A cylinderical brass rod with a radius of 2.10 cm and length of 1.50 m is placed in a fire with temperature of 490 deg. C. If the other end of the rod is at a temperature of 33 deg. C, what is the rate of heat transfer through the rod (ignore any heat loss from the sides of the rod).
Brass constant = 110
I assume you mean for Brass constant, the thermal conductivity for brass is 100Watts/mK
Heat flow=100watt/m k * Area*(deltaT)/length
= 100watt/mK * .0105^2m^2(490-33)K/1.5m
= you do the math.
To calculate the rate of heat transfer through the brass rod, we can use the formula for heat conduction:
Q = (k * A * ΔT) / L
Where:
Q = Rate of heat transfer
k = Thermal conductivity of the material (in this case, brass constant = 110)

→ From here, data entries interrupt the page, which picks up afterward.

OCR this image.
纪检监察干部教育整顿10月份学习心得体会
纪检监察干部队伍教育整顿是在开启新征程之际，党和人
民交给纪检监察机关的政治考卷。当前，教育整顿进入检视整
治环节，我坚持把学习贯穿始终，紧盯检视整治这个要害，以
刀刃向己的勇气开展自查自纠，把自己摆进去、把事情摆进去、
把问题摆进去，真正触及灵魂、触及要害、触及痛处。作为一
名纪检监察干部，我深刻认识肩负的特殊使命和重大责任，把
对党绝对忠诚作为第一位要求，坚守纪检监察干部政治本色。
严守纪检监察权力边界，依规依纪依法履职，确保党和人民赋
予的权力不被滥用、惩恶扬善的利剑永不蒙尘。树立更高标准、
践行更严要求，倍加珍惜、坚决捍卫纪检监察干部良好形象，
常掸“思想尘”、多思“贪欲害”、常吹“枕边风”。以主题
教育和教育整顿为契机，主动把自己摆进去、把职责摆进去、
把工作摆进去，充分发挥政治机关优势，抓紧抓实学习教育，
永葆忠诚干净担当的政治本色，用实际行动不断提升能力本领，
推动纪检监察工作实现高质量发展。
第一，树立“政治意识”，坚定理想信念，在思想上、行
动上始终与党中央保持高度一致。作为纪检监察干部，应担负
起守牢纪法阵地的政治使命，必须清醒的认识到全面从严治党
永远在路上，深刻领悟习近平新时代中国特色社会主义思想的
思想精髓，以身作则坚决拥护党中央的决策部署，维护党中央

A = Cross-sectional area of the rod
ΔT = Temperature difference between the two ends of the rod
L = Length of the rod
First, let's calculate the cross-sectional area of the rod:
A = π * r^2
Where:
r = Radius of the rod
Plugging in the values:
r = 2.10 cm = 0.021 m (converting cm to m)
A = π * (0.021)^2 = π * 0.000441 = 0.00138034 m^2
Next, let's calculate the temperature difference:
ΔT = T2 - T1
Where:
T1 = Temperature at one end of the rod (33°C)
T2 = Temperature at the other end of the rod (490°C)
Plugging in the values:
ΔT = 490°C - 33°C = 457°C
Finally, let's put all the values into the formula to calculate the rate of heat transfer:
Q = (110 * 0.00138034 * 457) / 1.50
Calculating:
Q ≈ 0.37034 J/s or 0.37034 Watts
Therefore, the rate of heat transfer through the rod is approximately 0.37034 J/s or 0.37034 Watts.